I wanted to keep all of you reading abreast on some upcoming events I’m involved in you may be interested in.

First up: I wanted to take a few moments to highlight a few things coming up on my speaking itinerary that many of you may be interested in.

1. Elite Training Workshop – Boston

An entire day hanging with the likes of me, Mike Reinold, Artemis Scantalides, and Ryan Ketchum.

It’s going to be an awesome day for fitness professionals to learn from some of the best minds in the biz. CEUs are available. And I may or may not perform an interpretive dance of “I Believe I Can Fly.”

Click HERE for more information.

2. The Complete Shoulder & Hip Workshop

Dean Somerset and I are excited to announce our end of summer into early fall traveling workshop series: The Complete Shoulder & Hip Training Workshop.

 

The idea is to discuss and breakdown anything and everything as it relates to shoulders and hips, obviously. Including but not limited to anatomy, assessment, corrective exercise, performance training, programming, etc, in addition to analyzing World of Warcraft strategies. Because, why not?

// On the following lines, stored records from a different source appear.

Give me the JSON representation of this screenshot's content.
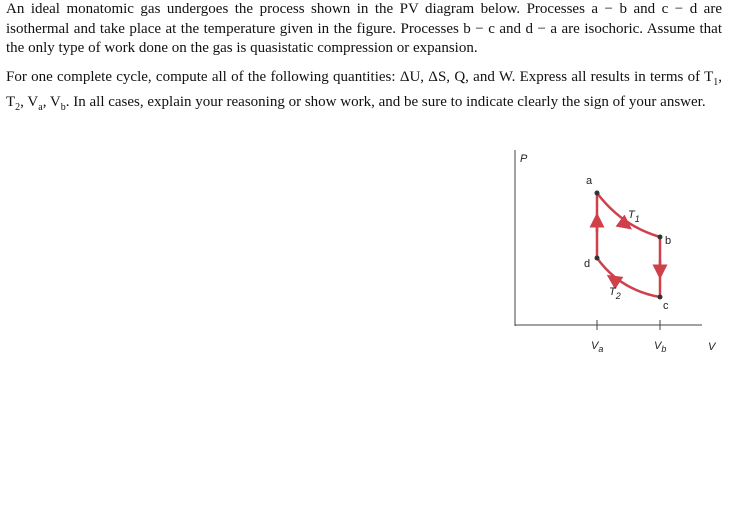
{
  "paragraphs": [
    "An ideal monatomic gas undergoes the process shown in the PV diagram below. Processes a − b and c − d are isothermal and take place at the temperature given in the figure. Processes b − c and d − a are isochoric. Assume that the only type of work done on the gas is quasistatic compression or expansion.",
    [
      {
        "text": "For one complete cycle, compute all of the following quantities: ΔU, ΔS, Q, and W. Express all results in terms of T"
      },
      {
        "sub": "1"
      },
      {
        "text": ", T"
      },
      {
        "sub": "2"
      },
      {
        "text": ", V"
      },
      {
        "sub": "a"
      },
      {
        "text": ", V"
      },
      {
        "sub": "b"
      },
      {
        "text": ". In all cases, explain your reasoning or show work, and be sure to indicate clearly the sign of your answer."
      }
    ]
  ],
  "diagram": {
    "y_axis": "P",
    "x_axis": "V",
    "points": {
      "a": "a",
      "b": "b",
      "c": "c",
      "d": "d"
    },
    "isotherms": [
      {
        "symbol": "T",
        "subscript": "1"
      },
      {
        "symbol": "T",
        "subscript": "2"
      }
    ],
    "volumes": [
      {
        "symbol": "V",
        "subscript": "a"
      },
      {
        "symbol": "V",
        "subscript": "b"
      }
    ]
  }
}
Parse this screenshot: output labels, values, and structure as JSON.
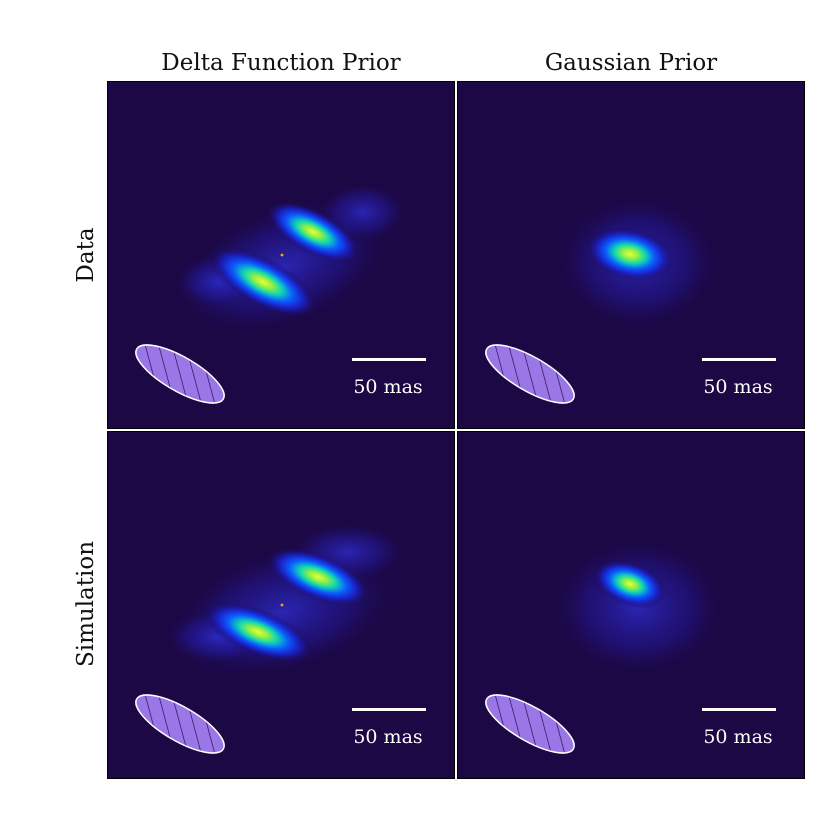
{
  "columns": [
    "Delta Function Prior",
    "Gaussian Prior"
  ],
  "rows": [
    "Data",
    "Simulation"
  ],
  "panels": [
    {
      "scale_label": "50 mas"
    },
    {
      "scale_label": "50 mas"
    },
    {
      "scale_label": "50 mas"
    },
    {
      "scale_label": "50 mas"
    }
  ],
  "colors": {
    "background": "#1c0845",
    "beam_fill": "#9b76e6",
    "beam_edge": "#ffffff",
    "center_marker": "#ffa500",
    "text_on_image": "#ffffff"
  }
}
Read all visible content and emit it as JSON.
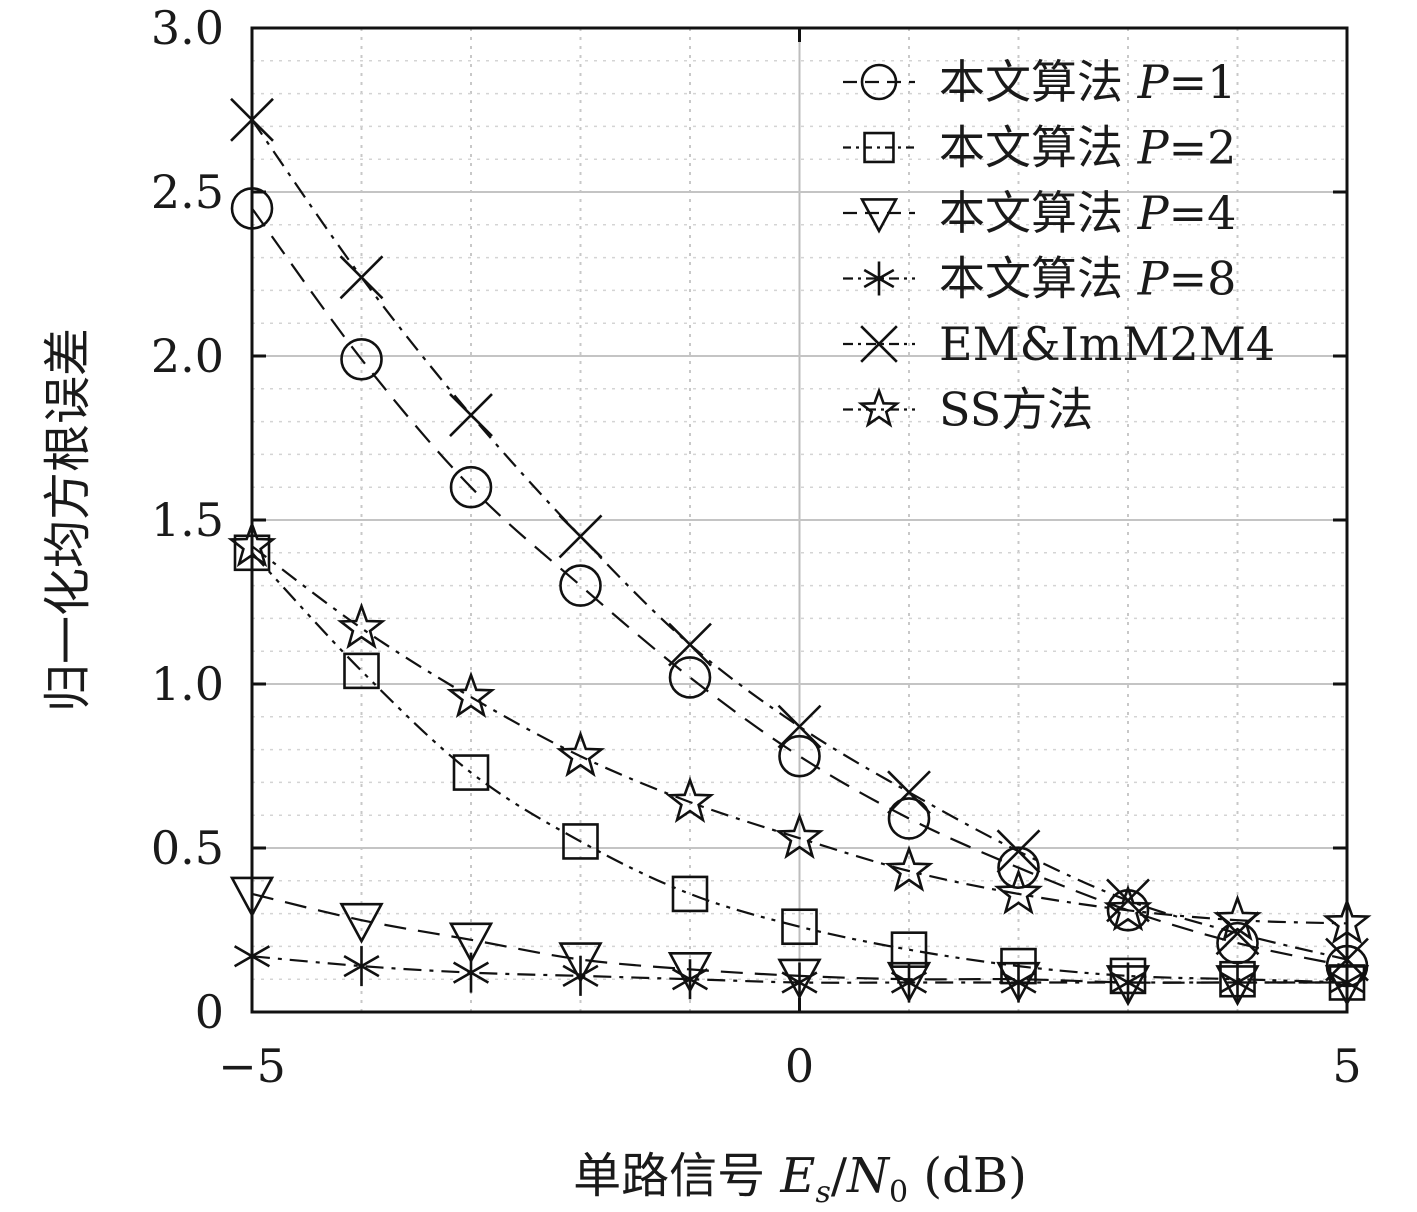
{
  "chart_data": {
    "type": "line",
    "title": "",
    "xlabel": "单路信号 Es/N0 (dB)",
    "xlabel_parts": {
      "prefix": "单路信号 ",
      "E": "E",
      "s": "s",
      "slash": "/",
      "N": "N",
      "zero": "0",
      "suffix": " (dB)"
    },
    "ylabel": "归一化均方根误差",
    "xlim": [
      -5,
      5
    ],
    "ylim": [
      0,
      3
    ],
    "xticks": [
      -5,
      0,
      5
    ],
    "xtick_labels": [
      "−5",
      "0",
      "5"
    ],
    "yticks": [
      0,
      0.5,
      1.0,
      1.5,
      2.0,
      2.5,
      3.0
    ],
    "ytick_labels": [
      "0",
      "0.5",
      "1.0",
      "1.5",
      "2.0",
      "2.5",
      "3.0"
    ],
    "grid": true,
    "legend_position": "top-right",
    "x": [
      -5,
      -4,
      -3,
      -2,
      -1,
      0,
      1,
      2,
      3,
      4,
      5
    ],
    "series": [
      {
        "name": "本文算法 P=1",
        "marker": "circle",
        "dash": "dashed",
        "values": [
          2.45,
          1.99,
          1.6,
          1.3,
          1.02,
          0.78,
          0.59,
          0.44,
          0.31,
          0.21,
          0.14
        ]
      },
      {
        "name": "本文算法 P=2",
        "marker": "square",
        "dash": "dashdotdot",
        "values": [
          1.4,
          1.04,
          0.73,
          0.52,
          0.36,
          0.26,
          0.19,
          0.14,
          0.11,
          0.1,
          0.09
        ]
      },
      {
        "name": "本文算法 P=4",
        "marker": "triangle-down",
        "dash": "dashed",
        "values": [
          0.36,
          0.28,
          0.22,
          0.16,
          0.13,
          0.11,
          0.1,
          0.1,
          0.09,
          0.09,
          0.09
        ]
      },
      {
        "name": "本文算法 P=8",
        "marker": "asterisk",
        "dash": "dashdot",
        "values": [
          0.17,
          0.14,
          0.12,
          0.11,
          0.1,
          0.09,
          0.09,
          0.09,
          0.09,
          0.09,
          0.09
        ]
      },
      {
        "name": "EM&ImM2M4",
        "marker": "x",
        "dash": "dashdot",
        "values": [
          2.72,
          2.24,
          1.82,
          1.45,
          1.12,
          0.87,
          0.67,
          0.49,
          0.34,
          0.24,
          0.16
        ]
      },
      {
        "name": "SS方法",
        "marker": "star",
        "dash": "dashdot",
        "values": [
          1.42,
          1.17,
          0.96,
          0.78,
          0.64,
          0.53,
          0.43,
          0.36,
          0.31,
          0.28,
          0.27
        ]
      }
    ]
  }
}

Like I said, we’re excited about it and we feel everyone who attends will be excited too.

CEU’s will be available for all workshops as well.

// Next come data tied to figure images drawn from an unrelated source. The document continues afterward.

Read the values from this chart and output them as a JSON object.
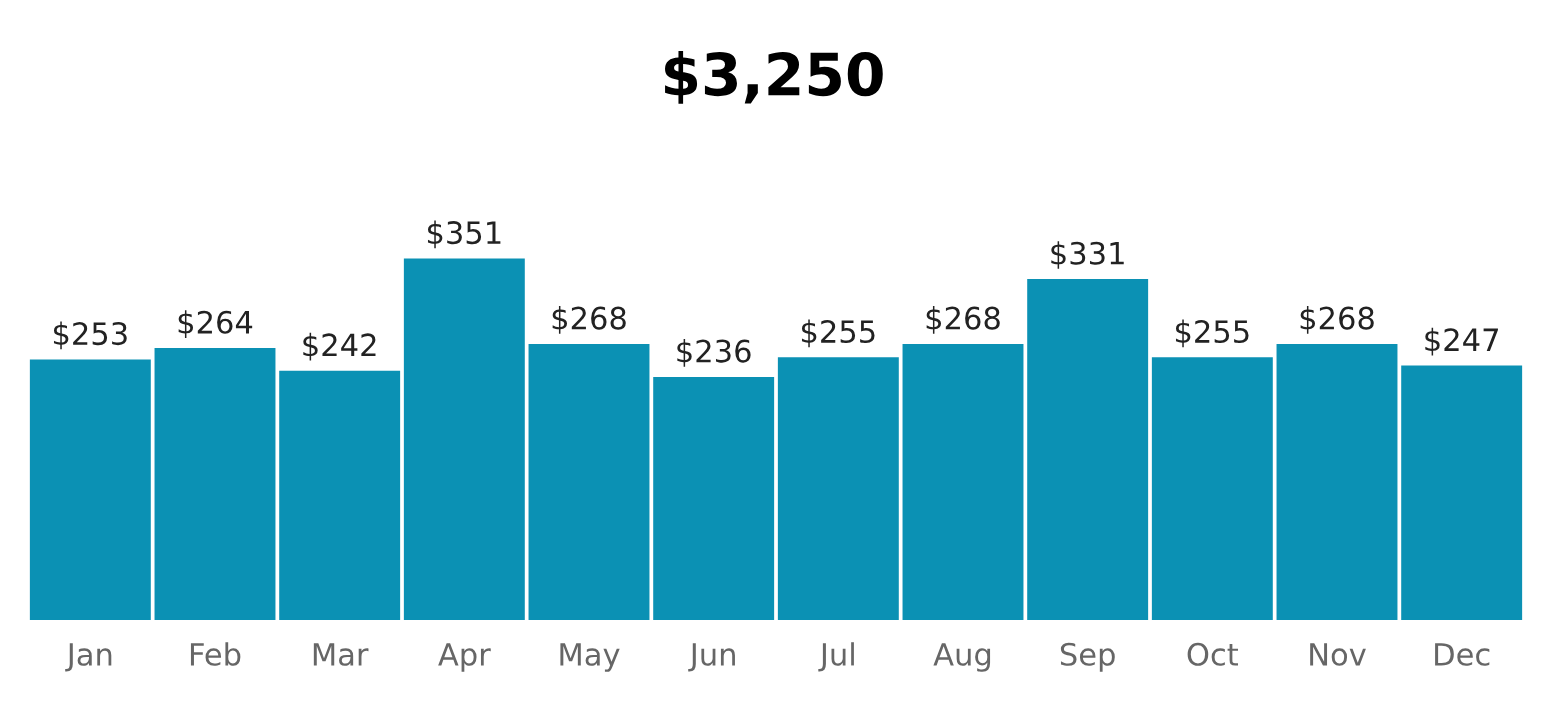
{
  "chart_data": {
    "type": "bar",
    "title": "$3,250",
    "categories": [
      "Jan",
      "Feb",
      "Mar",
      "Apr",
      "May",
      "Jun",
      "Jul",
      "Aug",
      "Sep",
      "Oct",
      "Nov",
      "Dec"
    ],
    "values": [
      253,
      264,
      242,
      351,
      268,
      236,
      255,
      268,
      331,
      255,
      268,
      247
    ],
    "value_labels": [
      "$253",
      "$264",
      "$242",
      "$351",
      "$268",
      "$236",
      "$255",
      "$268",
      "$331",
      "$255",
      "$268",
      "$247"
    ],
    "color": "#0b91b4",
    "grid": false,
    "legend": false
  }
}
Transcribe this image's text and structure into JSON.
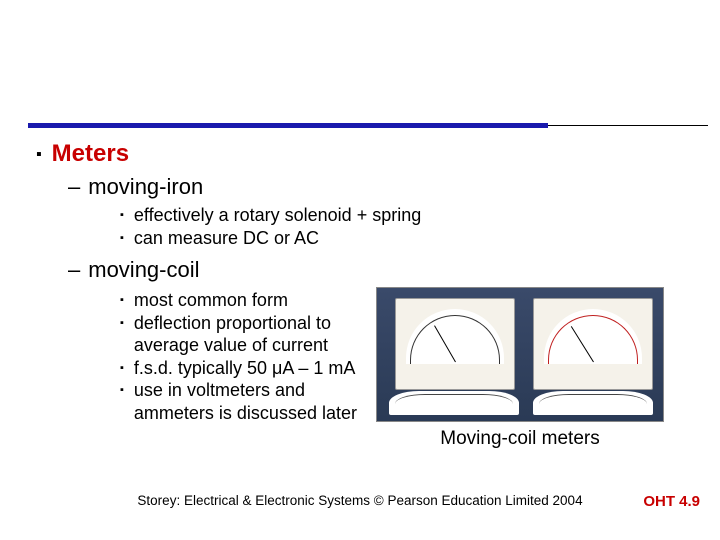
{
  "heading": "Meters",
  "sub1": {
    "label": "moving-iron",
    "bullets": [
      "effectively a rotary solenoid + spring",
      "can measure DC or AC"
    ]
  },
  "sub2": {
    "label": "moving-coil",
    "bullets": [
      "most common form",
      "deflection proportional to average value of current",
      "f.s.d. typically 50 μA – 1 mA",
      "use in voltmeters and ammeters is discussed later"
    ]
  },
  "figure_caption": "Moving-coil meters",
  "credit": "Storey: Electrical & Electronic Systems © Pearson Education Limited 2004",
  "page_number": "OHT 4.9",
  "colors": {
    "rule": "#1a1aad",
    "heading": "#c80000",
    "pageno": "#c80000",
    "body_text": "#000000",
    "background": "#ffffff"
  },
  "bullet_glyph": "▪",
  "dash_glyph": "–"
}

EDMONTON (in August, so it won’t be cold as balls).

ST. LOUIS (in September, maybe catch a Cards game?)

CHICAGO (in October, Wrigley. Nuff said.)

Now on to this week’s stuff to read.

Training Clients Around Pain: A Guide for Personal Trainers – Will Levy

As Will notes in this article: some personal trainers like to play the “corrective exercise” card despite 1) not having any idea what that actually means and 2) not knowing what they’re doing.

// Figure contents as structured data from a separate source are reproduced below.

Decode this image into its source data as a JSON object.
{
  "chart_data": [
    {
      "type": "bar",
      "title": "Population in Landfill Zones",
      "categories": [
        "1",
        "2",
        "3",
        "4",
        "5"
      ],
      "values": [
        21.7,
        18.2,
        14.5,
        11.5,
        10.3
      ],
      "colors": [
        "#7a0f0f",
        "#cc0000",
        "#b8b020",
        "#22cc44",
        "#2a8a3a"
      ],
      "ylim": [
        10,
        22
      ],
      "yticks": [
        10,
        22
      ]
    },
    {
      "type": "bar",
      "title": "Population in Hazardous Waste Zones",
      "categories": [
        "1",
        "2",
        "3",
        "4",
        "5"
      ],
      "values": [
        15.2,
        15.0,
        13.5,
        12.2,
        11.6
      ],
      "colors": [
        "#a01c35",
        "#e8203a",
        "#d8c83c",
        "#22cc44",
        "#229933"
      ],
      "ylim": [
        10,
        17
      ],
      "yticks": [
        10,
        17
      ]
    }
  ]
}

BOSU ball + body blade + stand on one leg = Weeeeeeeeeeeeeeeeeeeeeee

With regards to the term itself – corrective exercise – there’s a phrase I often use to help explain things:

“Correct movement is corrective.”

Or in more sassy talk:

“Doing shit right is corrective.”

Taking things a step further, corrective exercise could also mean simply adjusting or regressing a certain exercise to better fit the needs and ability level of the individual.

Deadlifts hurt your back? Try bracing your abs and squeezing your glutes at the top. Doesn’t hurt anymore? We just straight up corrective exercised the shit out of you.

Anterior Pelvic Tilt Influence on Squat Mechanics – Mike Reinold

I’m always amazed when a coach or trainer writes something or or says something to the effect of “everyone needs to squat this one way, and this way only, no deviations, ever, or else you suck at life.”

It could be reference to bar position, foot position, depth, whatever…everyone should squat this one way dammit!

It’s stupid. And Mike addresses why it’s stupid in this excellent video.

The Last Word on Lats – Tony Bonvechio

For some reason, in recent years, the “lats” have gotten a bad reputation. The fitness industry is prone to over exaggerate things. “Dietary fat will make you fat,” or “Deadlifts will make your spine explode,” or “people didn’t eat grains in Paleolithic times”1.

While overactive or short/stiff lats do need to be addressed in certain populations (like overhead athletes), you’re not some walking ball of dysfunction if you happen to turn them on to perform an exercise.

Tony B breaks it down in this excellent article.

  1. Actually, no one knows 100% what people ate back then. It was a pretty diverse diet depending on the region. Chances are they DID eat grains in some parts of the world. And, guess what they 100% didn’t eat? Paleo Brownies, you ass.